The shape of my model output is [4,1,128,128,128]. It is a 3D model and I have set 4 as batch size.

The output shape won’t work for a binary classification using F.cross_entropy and you should get an error, if label_batch contains zeros and ones (for both classes).

nn.CrossEntropyLoss expects an output in the shape [batch_size, nb_classes=2, depth, height, width] in your use case, and a target in the shape [batch_size, depth, height, width] containing values in the range [0, 1].

Also, based on your given shape, outputs_soft[:,1,:,:,:] should give you an IndexError.

Could you double check the shapes, please?

I am sorry for there was a mistake with the output shape. My output shape is [4,2, 128,128,128]. The target shape is [4,1,128,128,128].

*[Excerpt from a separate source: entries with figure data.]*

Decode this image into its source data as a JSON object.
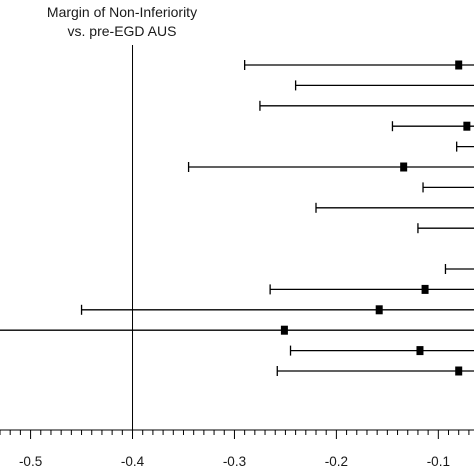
{
  "chart_data": {
    "type": "scatter",
    "title_lines": [
      "Margin of Non-Inferiority",
      "vs. pre-EGD AUS"
    ],
    "x_ticks": [
      -0.5,
      -0.4,
      -0.3,
      -0.2,
      -0.1
    ],
    "x_tick_labels": [
      "-0.5",
      "-0.4",
      "-0.3",
      "-0.2",
      "-0.1"
    ],
    "xlim": [
      -0.53,
      -0.065
    ],
    "reference_line": -0.4,
    "rows": [
      {
        "estimate": -0.08,
        "lower": -0.29,
        "upper": null
      },
      {
        "estimate": -0.059,
        "lower": -0.24,
        "upper": null
      },
      {
        "estimate": -0.052,
        "lower": -0.275,
        "upper": null
      },
      {
        "estimate": -0.072,
        "lower": -0.145,
        "upper": null
      },
      {
        "estimate": -0.045,
        "lower": -0.082,
        "upper": null
      },
      {
        "estimate": -0.134,
        "lower": -0.345,
        "upper": null
      },
      {
        "estimate": -0.05,
        "lower": -0.115,
        "upper": null
      },
      {
        "estimate": -0.045,
        "lower": -0.22,
        "upper": null
      },
      {
        "estimate": null,
        "lower": -0.12,
        "upper": null
      },
      {
        "estimate": null,
        "lower": -0.02,
        "upper": null
      },
      {
        "estimate": null,
        "lower": -0.093,
        "upper": null
      },
      {
        "estimate": -0.113,
        "lower": -0.265,
        "upper": null
      },
      {
        "estimate": -0.158,
        "lower": -0.45,
        "upper": null
      },
      {
        "estimate": -0.251,
        "lower": null,
        "upper": null
      },
      {
        "estimate": -0.118,
        "lower": -0.245,
        "upper": null
      },
      {
        "estimate": -0.08,
        "lower": -0.258,
        "upper": null
      }
    ]
  }
}
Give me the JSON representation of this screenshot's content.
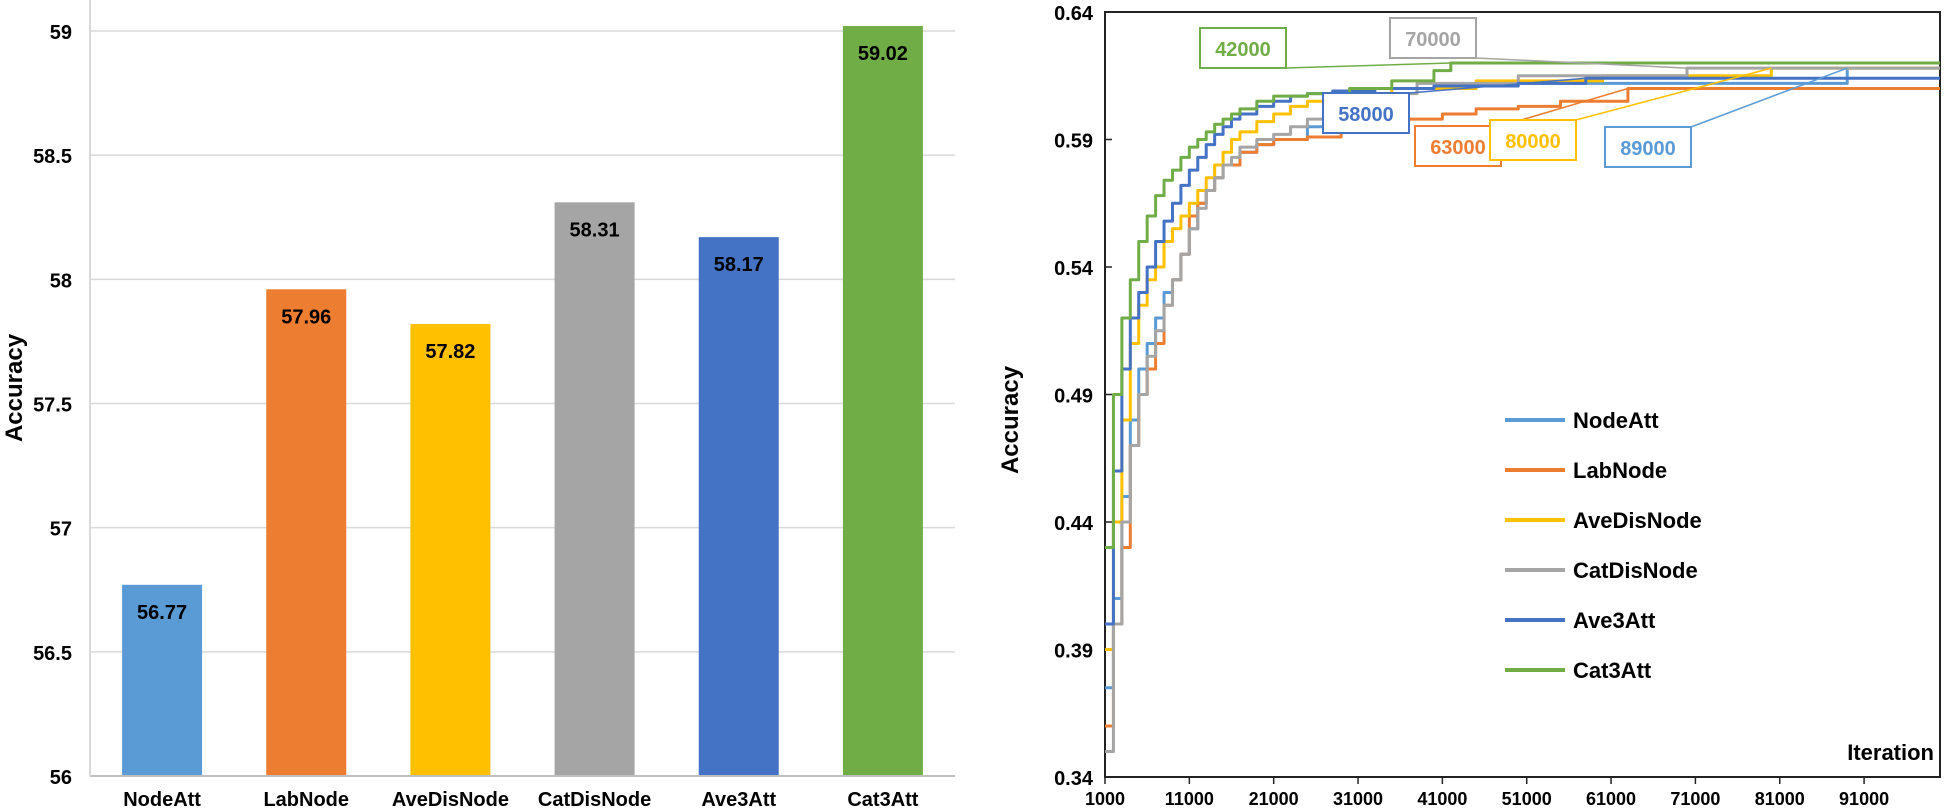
{
  "colors": {
    "NodeAtt": "#5b9bd5",
    "LabNode": "#ed7d31",
    "AveDisNode": "#ffc000",
    "CatDisNode": "#a5a5a5",
    "Ave3Att": "#4472c4",
    "Cat3Att": "#70ad47"
  },
  "chart_data": [
    {
      "type": "bar",
      "title": "",
      "xlabel": "",
      "ylabel": "Accuracy",
      "ylim": [
        56,
        59
      ],
      "yticks": [
        56,
        56.5,
        57,
        57.5,
        58,
        58.5,
        59
      ],
      "ytick_labels": [
        "56",
        "56.5",
        "57",
        "57.5",
        "58",
        "58.5",
        "59"
      ],
      "grid": true,
      "categories": [
        "NodeAtt",
        "LabNode",
        "AveDisNode",
        "CatDisNode",
        "Ave3Att",
        "Cat3Att"
      ],
      "values": [
        56.77,
        57.96,
        57.82,
        58.31,
        58.17,
        59.02
      ],
      "value_labels": [
        "56.77",
        "57.96",
        "57.82",
        "58.31",
        "58.17",
        "59.02"
      ]
    },
    {
      "type": "line",
      "title": "",
      "xlabel": "Iteration",
      "ylabel": "Accuracy",
      "xlim": [
        1000,
        100000
      ],
      "ylim": [
        0.34,
        0.64
      ],
      "xticks": [
        1000,
        11000,
        21000,
        31000,
        41000,
        51000,
        61000,
        71000,
        81000,
        91000
      ],
      "xtick_labels": [
        "1000",
        "11000",
        "21000",
        "31000",
        "41000",
        "51000",
        "61000",
        "71000",
        "81000",
        "91000"
      ],
      "yticks": [
        0.34,
        0.39,
        0.44,
        0.49,
        0.54,
        0.59,
        0.64
      ],
      "ytick_labels": [
        "0.34",
        "0.39",
        "0.44",
        "0.49",
        "0.54",
        "0.59",
        "0.64"
      ],
      "legend_position": "right",
      "series": [
        {
          "name": "NodeAtt",
          "x": [
            1000,
            2000,
            3000,
            4000,
            5000,
            6000,
            7000,
            8000,
            9000,
            10000,
            11000,
            12000,
            13000,
            14000,
            15000,
            17000,
            19000,
            21000,
            23000,
            25000,
            27000,
            29000,
            35000,
            45000,
            89000,
            100000
          ],
          "y": [
            0.375,
            0.41,
            0.45,
            0.48,
            0.5,
            0.51,
            0.52,
            0.53,
            0.535,
            0.545,
            0.555,
            0.565,
            0.57,
            0.575,
            0.58,
            0.585,
            0.588,
            0.59,
            0.59,
            0.595,
            0.6,
            0.605,
            0.61,
            0.612,
            0.618,
            0.618
          ]
        },
        {
          "name": "LabNode",
          "x": [
            1000,
            2000,
            3000,
            4000,
            5000,
            6000,
            7000,
            8000,
            9000,
            10000,
            11000,
            12000,
            13000,
            14000,
            15000,
            17000,
            19000,
            21000,
            25000,
            29000,
            33000,
            37000,
            41000,
            45000,
            50000,
            55000,
            63000,
            100000
          ],
          "y": [
            0.36,
            0.4,
            0.43,
            0.47,
            0.49,
            0.5,
            0.51,
            0.525,
            0.535,
            0.545,
            0.56,
            0.565,
            0.57,
            0.575,
            0.58,
            0.585,
            0.588,
            0.59,
            0.591,
            0.593,
            0.596,
            0.598,
            0.6,
            0.602,
            0.603,
            0.605,
            0.61,
            0.61
          ]
        },
        {
          "name": "AveDisNode",
          "x": [
            1000,
            2000,
            3000,
            4000,
            5000,
            6000,
            7000,
            8000,
            9000,
            10000,
            11000,
            12000,
            13000,
            14000,
            15000,
            16000,
            17000,
            19000,
            21000,
            23000,
            25000,
            27000,
            30000,
            35000,
            45000,
            60000,
            80000,
            100000
          ],
          "y": [
            0.39,
            0.44,
            0.48,
            0.51,
            0.525,
            0.535,
            0.54,
            0.55,
            0.555,
            0.56,
            0.565,
            0.57,
            0.575,
            0.58,
            0.585,
            0.59,
            0.593,
            0.597,
            0.6,
            0.603,
            0.605,
            0.607,
            0.608,
            0.61,
            0.613,
            0.615,
            0.618,
            0.618
          ]
        },
        {
          "name": "CatDisNode",
          "x": [
            1000,
            2000,
            3000,
            4000,
            5000,
            6000,
            7000,
            8000,
            9000,
            10000,
            11000,
            12000,
            13000,
            14000,
            15000,
            16000,
            17000,
            19000,
            21000,
            23000,
            25000,
            27000,
            29000,
            31000,
            34000,
            38000,
            50000,
            70000,
            100000
          ],
          "y": [
            0.35,
            0.4,
            0.44,
            0.47,
            0.49,
            0.505,
            0.515,
            0.525,
            0.535,
            0.545,
            0.555,
            0.563,
            0.57,
            0.575,
            0.58,
            0.583,
            0.587,
            0.59,
            0.592,
            0.595,
            0.598,
            0.6,
            0.603,
            0.605,
            0.608,
            0.612,
            0.615,
            0.618,
            0.618
          ]
        },
        {
          "name": "Ave3Att",
          "x": [
            1000,
            2000,
            3000,
            4000,
            5000,
            6000,
            7000,
            8000,
            9000,
            10000,
            11000,
            12000,
            13000,
            14000,
            15000,
            16000,
            17000,
            19000,
            21000,
            23000,
            25000,
            28000,
            33000,
            40000,
            50000,
            58000,
            100000
          ],
          "y": [
            0.4,
            0.46,
            0.5,
            0.52,
            0.53,
            0.54,
            0.55,
            0.558,
            0.565,
            0.572,
            0.578,
            0.583,
            0.588,
            0.592,
            0.595,
            0.598,
            0.6,
            0.603,
            0.605,
            0.607,
            0.608,
            0.609,
            0.61,
            0.611,
            0.612,
            0.614,
            0.614
          ]
        },
        {
          "name": "Cat3Att",
          "x": [
            1000,
            2000,
            3000,
            4000,
            5000,
            6000,
            7000,
            8000,
            9000,
            10000,
            11000,
            12000,
            13000,
            14000,
            15000,
            16000,
            17000,
            19000,
            21000,
            25000,
            30000,
            35000,
            40000,
            42000,
            100000
          ],
          "y": [
            0.43,
            0.49,
            0.52,
            0.535,
            0.55,
            0.56,
            0.568,
            0.574,
            0.578,
            0.583,
            0.587,
            0.59,
            0.593,
            0.596,
            0.598,
            0.6,
            0.602,
            0.605,
            0.607,
            0.608,
            0.61,
            0.613,
            0.617,
            0.62,
            0.62
          ]
        }
      ],
      "annotations": [
        {
          "text": "42000",
          "series": "Cat3Att",
          "x": 42000,
          "y": 0.62
        },
        {
          "text": "70000",
          "series": "CatDisNode",
          "x": 70000,
          "y": 0.618
        },
        {
          "text": "58000",
          "series": "Ave3Att",
          "x": 58000,
          "y": 0.614
        },
        {
          "text": "63000",
          "series": "LabNode",
          "x": 63000,
          "y": 0.61
        },
        {
          "text": "80000",
          "series": "AveDisNode",
          "x": 80000,
          "y": 0.618
        },
        {
          "text": "89000",
          "series": "NodeAtt",
          "x": 89000,
          "y": 0.618
        }
      ]
    }
  ]
}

The outputs_soft is obtained as follows.

outputs_soft= F.softmax(outputs,dim=1)

And computing the dice_loss

 loss_seg_dice = dice_loss(outputs_soft[:,1,:,:,:],label_batch == 1)

does not give any error.

Thanks for the update.

This should raise an error in F.cross_entropy, as the target contains a channel dimension, which is not expected.

Dear sir,
My sincere apologies. I have crosschecked everything and you are right. I have been on this bug for almost two days now.

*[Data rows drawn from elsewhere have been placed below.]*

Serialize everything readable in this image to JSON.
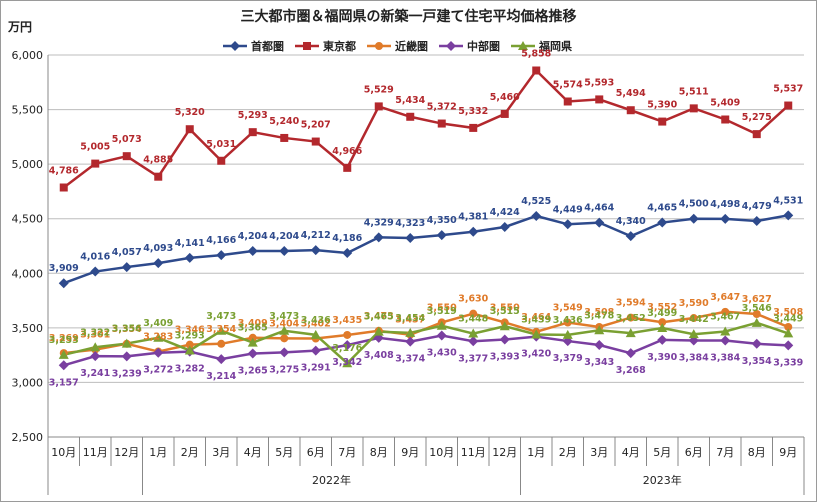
{
  "chart_data": {
    "type": "line",
    "title": "三大都市圏＆福岡県の新築一戸建て住宅平均価格推移",
    "ylabel": "万円",
    "ylim": [
      2500,
      6000
    ],
    "yticks": [
      "2,500",
      "3,000",
      "3,500",
      "4,000",
      "4,500",
      "5,000",
      "5,500",
      "6,000"
    ],
    "ytick_values": [
      2500,
      3000,
      3500,
      4000,
      4500,
      5000,
      5500,
      6000
    ],
    "categories": [
      "10月",
      "11月",
      "12月",
      "1月",
      "2月",
      "3月",
      "4月",
      "5月",
      "6月",
      "7月",
      "8月",
      "9月",
      "10月",
      "11月",
      "12月",
      "1月",
      "2月",
      "3月",
      "4月",
      "5月",
      "6月",
      "7月",
      "8月",
      "9月"
    ],
    "year_labels": [
      "2022年",
      "2023年"
    ],
    "grid": true,
    "legend_position": "top",
    "series": [
      {
        "name": "首都圏",
        "color": "#2e4a8c",
        "marker": "diamond",
        "values": [
          3909,
          4016,
          4057,
          4093,
          4141,
          4166,
          4204,
          4204,
          4212,
          4186,
          4329,
          4323,
          4350,
          4381,
          4424,
          4525,
          4449,
          4464,
          4340,
          4465,
          4500,
          4498,
          4479,
          4531
        ],
        "labels": [
          "3,909",
          "4,016",
          "4,057",
          "4,093",
          "4,141",
          "4,166",
          "4,204",
          "4,204",
          "4,212",
          "4,186",
          "4,329",
          "4,323",
          "4,350",
          "4,381",
          "4,424",
          "4,525",
          "4,449",
          "4,464",
          "4,340",
          "4,465",
          "4,500",
          "4,498",
          "4,479",
          "4,531"
        ]
      },
      {
        "name": "東京都",
        "color": "#b3282d",
        "marker": "square",
        "values": [
          4786,
          5005,
          5073,
          4885,
          5320,
          5031,
          5293,
          5240,
          5207,
          4966,
          5529,
          5434,
          5372,
          5332,
          5460,
          5858,
          5574,
          5593,
          5494,
          5390,
          5511,
          5409,
          5275,
          5537
        ],
        "labels": [
          "4,786",
          "5,005",
          "5,073",
          "4,885",
          "5,320",
          "5,031",
          "5,293",
          "5,240",
          "5,207",
          "4,966",
          "5,529",
          "5,434",
          "5,372",
          "5,332",
          "5,460",
          "5,858",
          "5,574",
          "5,593",
          "5,494",
          "5,390",
          "5,511",
          "5,409",
          "5,275",
          "5,537"
        ]
      },
      {
        "name": "近畿圏",
        "color": "#e07b2a",
        "marker": "circle",
        "values": [
          3269,
          3301,
          3354,
          3283,
          3346,
          3354,
          3409,
          3404,
          3402,
          3435,
          3473,
          3437,
          3550,
          3630,
          3550,
          3464,
          3549,
          3508,
          3594,
          3552,
          3590,
          3647,
          3627,
          3508
        ],
        "labels": [
          "3,269",
          "3,301",
          "3,354",
          "3,283",
          "3,346",
          "3,354",
          "3,409",
          "3,404",
          "3,402",
          "3,435",
          "3,473",
          "3,437",
          "3,550",
          "3,630",
          "3,550",
          "3,464",
          "3,549",
          "3,508",
          "3,594",
          "3,552",
          "3,590",
          "3,647",
          "3,627",
          "3,508"
        ]
      },
      {
        "name": "中部圏",
        "color": "#7a3fa0",
        "marker": "diamond",
        "values": [
          3157,
          3241,
          3239,
          3272,
          3282,
          3214,
          3265,
          3275,
          3291,
          3342,
          3408,
          3374,
          3430,
          3377,
          3393,
          3420,
          3379,
          3343,
          3268,
          3390,
          3384,
          3384,
          3354,
          3339
        ],
        "labels": [
          "3,157",
          "3,241",
          "3,239",
          "3,272",
          "3,282",
          "3,214",
          "3,265",
          "3,275",
          "3,291",
          "3,342",
          "3,408",
          "3,374",
          "3,430",
          "3,377",
          "3,393",
          "3,420",
          "3,379",
          "3,343",
          "3,268",
          "3,390",
          "3,384",
          "3,384",
          "3,354",
          "3,339"
        ]
      },
      {
        "name": "福岡県",
        "color": "#7aa032",
        "marker": "triangle",
        "values": [
          3253,
          3322,
          3356,
          3409,
          3293,
          3473,
          3365,
          3473,
          3436,
          3176,
          3465,
          3454,
          3519,
          3448,
          3515,
          3439,
          3436,
          3478,
          3452,
          3499,
          3442,
          3467,
          3546,
          3449
        ],
        "labels": [
          "3,253",
          "3,322",
          "3,356",
          "3,409",
          "3,293",
          "3,473",
          "3,365",
          "3,473",
          "3,436",
          "3,176",
          "3,465",
          "3,454",
          "3,519",
          "3,448",
          "3,515",
          "3,439",
          "3,436",
          "3,478",
          "3,452",
          "3,499",
          "3,442",
          "3,467",
          "3,546",
          "3,449"
        ]
      }
    ]
  }
}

target size = [4,128,128,128]
outputs size = [4,2,128,128,128]
With this loss function, how should I apply the threshold to the model output?

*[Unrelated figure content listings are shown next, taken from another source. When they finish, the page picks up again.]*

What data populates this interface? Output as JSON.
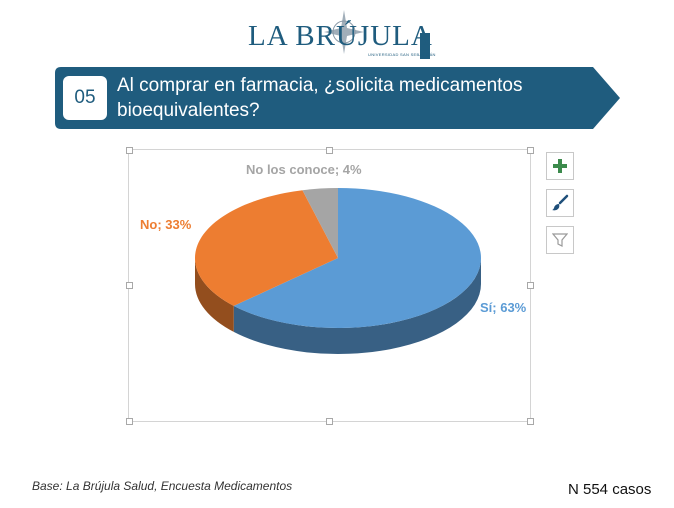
{
  "logo": {
    "text": "LA BRÚJULA",
    "subtitle": "UNIVERSIDAD SAN SEBASTIÁN"
  },
  "question": {
    "number": "05",
    "text": "Al comprar en farmacia, ¿solicita medicamentos bioequivalentes?"
  },
  "colors": {
    "banner": "#1f5c7e",
    "si": "#5b9bd5",
    "no": "#ed7d31",
    "no_conoce": "#a5a5a5"
  },
  "toolbar": {
    "add_icon": "plus-icon",
    "style_icon": "paintbrush-icon",
    "filter_icon": "funnel-icon"
  },
  "chart_data": {
    "type": "pie",
    "labels": [
      "Sí",
      "No",
      "No los conoce"
    ],
    "values": [
      63,
      33,
      4
    ],
    "data_labels": [
      "Sí; 63%",
      "No; 33%",
      "No los conoce; 4%"
    ],
    "unit": "%",
    "style": "3d"
  },
  "footer": {
    "source": "Base: La Brújula Salud, Encuesta Medicamentos",
    "n": "N 554 casos"
  }
}
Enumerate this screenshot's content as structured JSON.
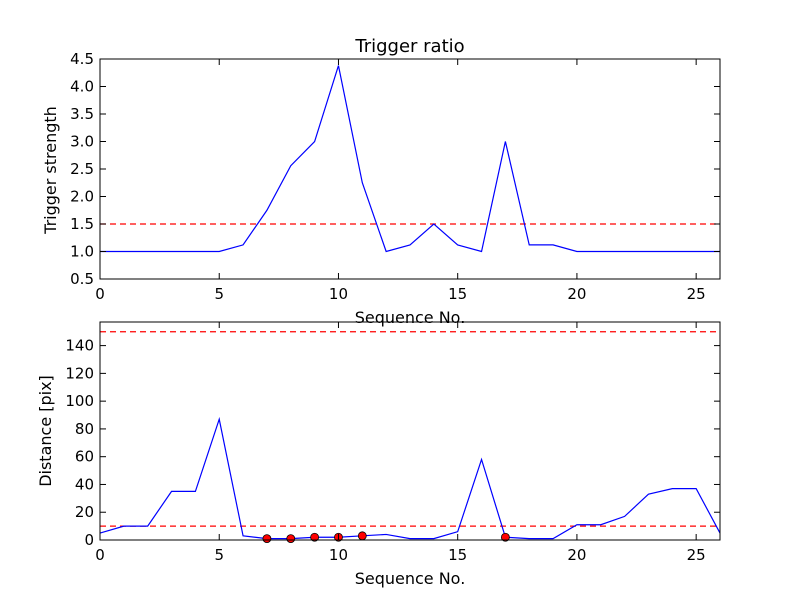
{
  "chart_data": [
    {
      "type": "line",
      "title": "Trigger ratio",
      "xlabel": "Sequence No.",
      "ylabel": "Trigger strength",
      "xlim": [
        0,
        26
      ],
      "ylim": [
        0.5,
        4.5
      ],
      "xticks": [
        "0",
        "5",
        "10",
        "15",
        "20",
        "25"
      ],
      "yticks": [
        "0.5",
        "1.0",
        "1.5",
        "2.0",
        "2.5",
        "3.0",
        "3.5",
        "4.0",
        "4.5"
      ],
      "x": [
        0,
        1,
        2,
        3,
        4,
        5,
        6,
        7,
        8,
        9,
        10,
        11,
        12,
        13,
        14,
        15,
        16,
        17,
        18,
        19,
        20,
        21,
        22,
        23,
        24,
        25,
        26
      ],
      "series": [
        {
          "values": [
            1.0,
            1.0,
            1.0,
            1.0,
            1.0,
            1.0,
            1.12,
            1.75,
            2.56,
            3.0,
            4.38,
            2.25,
            1.0,
            1.12,
            1.5,
            1.12,
            1.0,
            3.0,
            1.12,
            1.12,
            1.0,
            1.0,
            1.0,
            1.0,
            1.0,
            1.0,
            1.0
          ],
          "color": "#0000ff"
        }
      ],
      "hlines": [
        {
          "y": 1.5,
          "color": "#ff0000",
          "style": "dashed"
        }
      ]
    },
    {
      "type": "line",
      "title": "",
      "xlabel": "Sequence No.",
      "ylabel": "Distance [pix]",
      "xlim": [
        0,
        26
      ],
      "ylim": [
        0,
        157
      ],
      "xticks": [
        "0",
        "5",
        "10",
        "15",
        "20",
        "25"
      ],
      "yticks": [
        "0",
        "20",
        "40",
        "60",
        "80",
        "100",
        "120",
        "140"
      ],
      "x": [
        0,
        1,
        2,
        3,
        4,
        5,
        6,
        7,
        8,
        9,
        10,
        11,
        12,
        13,
        14,
        15,
        16,
        17,
        18,
        19,
        20,
        21,
        22,
        23,
        24,
        25,
        26
      ],
      "series": [
        {
          "values": [
            5,
            10,
            10,
            35,
            35,
            87,
            3,
            1,
            1,
            2,
            2,
            3,
            4,
            1,
            1,
            6,
            58,
            2,
            1,
            1,
            11,
            11,
            17,
            33,
            37,
            37,
            5
          ],
          "color": "#0000ff"
        }
      ],
      "markers": {
        "x": [
          7,
          8,
          9,
          10,
          11,
          17
        ],
        "y": [
          1,
          1,
          2,
          2,
          3,
          2
        ],
        "color": "#ff0000"
      },
      "hlines": [
        {
          "y": 150,
          "color": "#ff0000",
          "style": "dashed"
        },
        {
          "y": 10,
          "color": "#ff0000",
          "style": "dashed"
        }
      ]
    }
  ]
}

            outputs = net(volume_batch)
            
            loss_seg= F.cross_entropy(outputs,label_batch.long())
            outputs_soft= F.softmax(outputs,dim=1)
            loss_seg_dice = dice_loss(outputs_soft[:,1,:,:,:],label_batch == 1)
            loss= loss_seg + loss_seg_dice

My sincere gratitude for your time, patience and kindness

You don’t need to apply a threshold for these shapes and use case.
The dice_loss should probably get the predicted class labels via:

preds = torch.argmax(outputs, 1)

Could you remove the softmax and pass preds to dice_loss?

Thank you sir! I will do so and see how it goes

I have removed the softmax and have modified the loss as you suggested.

                outputs = net(volume_batch)                                                        
                loss_seg= F.cross_entropy(outputs,label_batch.long())
                outputs_soft= torch.argmax(outputs, 1)
                loss_seg_dice = dice_loss(outputs_soft,label_batch == 1)
                loss= loss_seg+ loss_seg_dice

However, the computed dice score = 0.000 and It does not change after training for more than 300 epochs. Please, what could be the problem?

Your dice_loss implementation might be wrong or the inputs are not what I would expect.
Could you post the code for the dice_loss implementation, please?

Hello sir,
The dice_loss implementation is as follows:

def dice_loss(score, target):
    target = target.float()
    smooth = 1e-5
    intersect = torch.sum(score * target)
    y_sum = torch.sum(target * target)
    z_sum = torch.sum(score * score)
    loss = (2 * intersect + smooth) / (z_sum + y_sum + smooth)
    loss = 1 - loss
    return loss

As I explained earlier, the problem is about the targets. The targets are not in the form of 0 (background) and 1(foreground) as it should be in the case of binary segmentation. Instead, the values of the foreground are float values ranging from 0.1 to 1. After reading online, I found that it could also be seen as a regression problem rather than classification. I am yet to get a clear picture of everything given that I am a beginner. Please, any explanation and suggestions would be highly appreciated.

Thanks for mentioning it again.
The dice loss is used for discrete data, so I doubt it can work for a regression task.

Since your labels are in the range [0, 1], I would again recommend to use nn.BCEWithLogitsLoss.

Alternatively, since you are already rounding the targets to 0 and 1 to be able to use F.cross_entropy, you could also apply the same for the dice loss calculation.

Yes sir, that is what I have applied so far and it seems to work

label  = np.asarray(label)
    label = label.reshape(128, 128, 128)
    label = np.where(label > 0.5, 1, 0)

Thank you very much for following up.